Von Heisln und Strossn. Anmerkungen zum Landesparteitag der SPÖ Wien 2022

Noch immer schlägt der Landesparteitag der SPÖ Wellen. Noch immer wollen die Medien nicht darüber schweigen. Noch immer können sich weder Herr Nevrivy noch die Parteispitze zu einer Entschuldigung durchringen. Doch eigentlich wollte ich in dieser als Parteitag getarnten Hochsicherheitszone etwas ganz anderes sagen.

Schon beim Eintritt wurden wir Delegierten ein wenig an das Ost-Berlin vor 1989 erinnert: blickdichte Tretgitter (s. Foto), ein massives Polizeiaufgebot, das 2 einsame Demonstrant*innen mit einem Minitransparent vertrieb und scharfe Einlasskontrollen ließen schon beim Eingang die Frage aufkommen, ob wir uns tatsächlich (noch) in einer Demokratie befinden. Offenbar hatten die Verantwortlichen für diesen Parteitag Angst vor einer Demonstration, die anderer Meinung ist.

Bekannt wie ein bunter Hund, der ich nun mal bin, wurde mir wenigstens das unwürdige Schauspiel einer Personenkontrolle nicht zuteil und ich wurde mit einem „Dia glaub is eh“ schnell durchgewunken. So privilegiert war ich mir seit meinem Eintritt in die Partei noch nie vorgekommen.

Das änderte sich nach ein paar Stunden als ich wie viele andere mal kurz was zu essen holen gehen wollte, um der Ausbeutung durch das Catering in der Messe Wien – als Sacherwürstel getarnte Frankfurter um wohlfeile € 6,50 … – zu entkommen. Raus durfte zu diesem Zeitpunkt niemand. Wie ich später erfuhr, war zu diesem Zeitpunkt die Demo gegen Lobautunnel und Stadtstraße vor der Messe, die so manch eine*r in der Partei offenbar mehr fürchtet als den Klimawandel. Demokratie ist halt doch was Relatives und hat ihre Grenzen bei der Meinung der Parteispitze und so wurde schon Tage zuvor gewitzelt, dass „wir wohl in Zukunft Demoslots bei unseren Parteitagen vergeben müssen“.

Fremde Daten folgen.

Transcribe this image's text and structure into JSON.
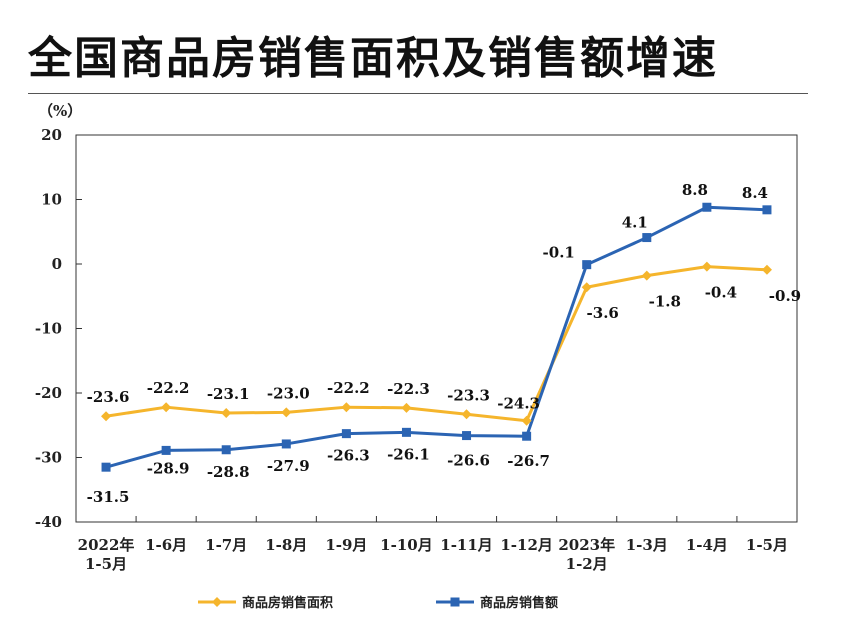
{
  "title": "全国商品房销售面积及销售额增速",
  "chart_data": {
    "type": "line",
    "ylabel": "（%）",
    "ylim": [
      -40,
      20
    ],
    "yticks": [
      20,
      10,
      0,
      -10,
      -20,
      -30,
      -40
    ],
    "categories": [
      [
        "2022年",
        "1-5月"
      ],
      [
        "1-6月"
      ],
      [
        "1-7月"
      ],
      [
        "1-8月"
      ],
      [
        "1-9月"
      ],
      [
        "1-10月"
      ],
      [
        "1-11月"
      ],
      [
        "1-12月"
      ],
      [
        "2023年",
        "1-2月"
      ],
      [
        "1-3月"
      ],
      [
        "1-4月"
      ],
      [
        "1-5月"
      ]
    ],
    "series": [
      {
        "name": "商品房销售面积",
        "color": "#f5b52c",
        "marker": "diamond",
        "values": [
          -23.6,
          -22.2,
          -23.1,
          -23.0,
          -22.2,
          -22.3,
          -23.3,
          -24.3,
          -3.6,
          -1.8,
          -0.4,
          -0.9
        ],
        "labels": [
          "-23.6",
          "-22.2",
          "-23.1",
          "-23.0",
          "-22.2",
          "-22.3",
          "-23.3",
          "-24.3",
          "-3.6",
          "-1.8",
          "-0.4",
          "-0.9"
        ]
      },
      {
        "name": "商品房销售额",
        "color": "#2b64b3",
        "marker": "square",
        "values": [
          -31.5,
          -28.9,
          -28.8,
          -27.9,
          -26.3,
          -26.1,
          -26.6,
          -26.7,
          -0.1,
          4.1,
          8.8,
          8.4
        ],
        "labels": [
          "-31.5",
          "-28.9",
          "-28.8",
          "-27.9",
          "-26.3",
          "-26.1",
          "-26.6",
          "-26.7",
          "-0.1",
          "4.1",
          "8.8",
          "8.4"
        ]
      }
    ],
    "legend_position": "bottom"
  }
}
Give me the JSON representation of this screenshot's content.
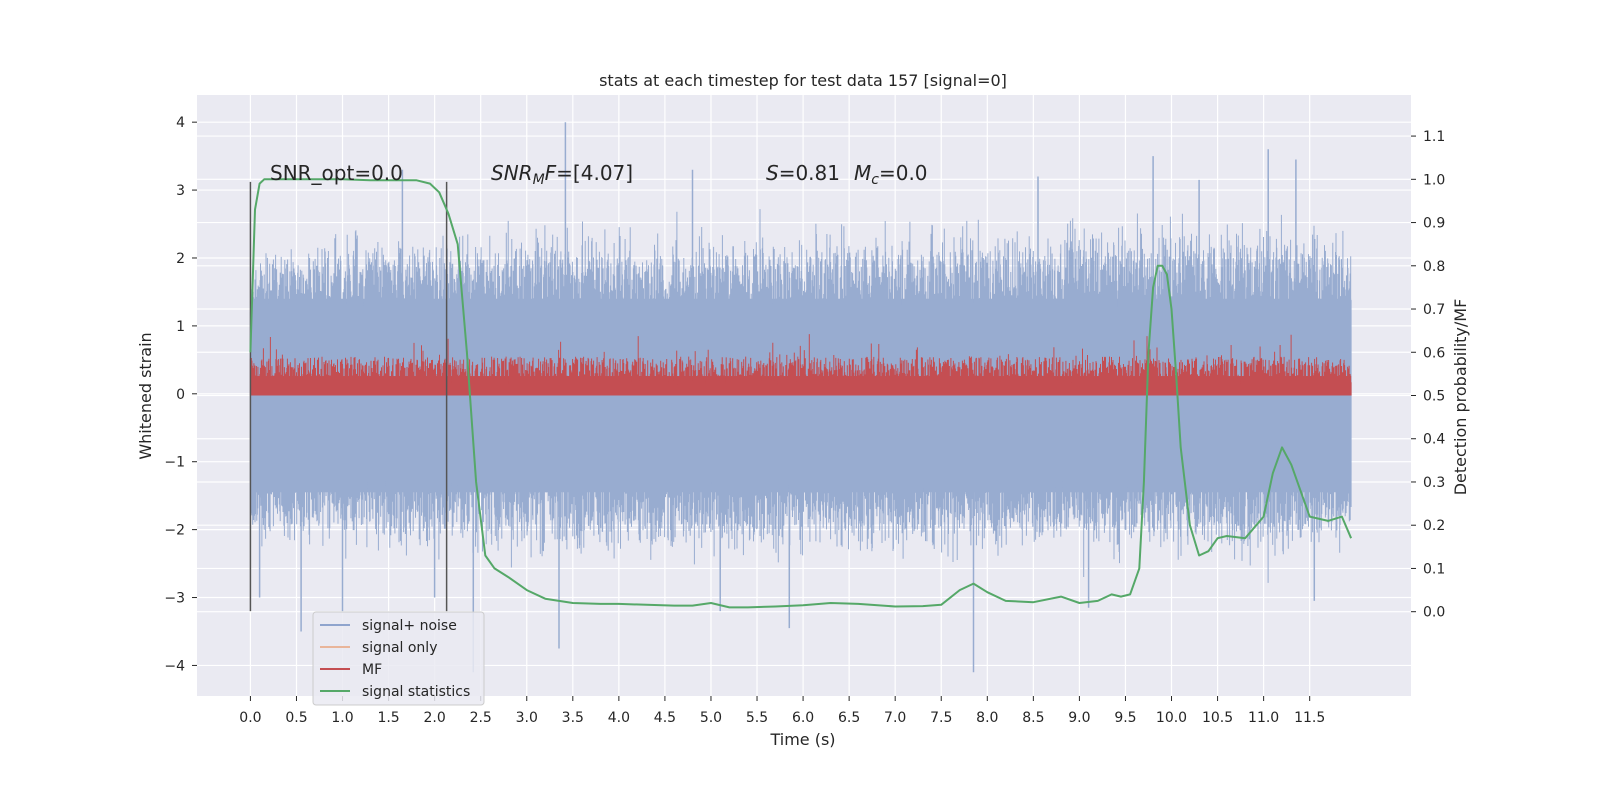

Immerhin war auch zu erfahren, dass die 400 Auserwählten, die an den künftig alle zwei Jahre statt dem Parteitag stattfindenden „Wiener Konferenzen“ teilnehmen dürfen, „a bissl a Jause bekommen werden“, womit sich das Ernährungsproblem künftig lösen lassen können sollte. Für die rund 1.000 Delegierten bei Landesparteitagen ist das klarerweise nicht möglich. Schließlich kann der Parteitag künftig nur mehr alle zwei Jahre stattfinden, weil er schlicht und einfach zu teuer ist.

So teuer immerhin, dass manch ein*e Delegierte*r diesen bei einer freiwilligen Spende an die Partei, die ihr*sein Einkommen für wenige Jahre auf das von Normalsterblichen reduziert, diesen alleine finanzieren könnte. Doch eine solche Tat, auf die Genoss*innen mit hohen und politischen Einkommen einst stolz waren, ist heute nicht mehr Usus – schließlich muss sich Leistug lohnen, womit aber nicht die von Heimhilfen, Pflegekräften und sonstigen Systemerhalter*innen gemeint ist. Demokratie ist folglich im doppelten Sinn nichts mehr wert: Weder in Form inhaltlicher Auseinandersetzung noch finanziell.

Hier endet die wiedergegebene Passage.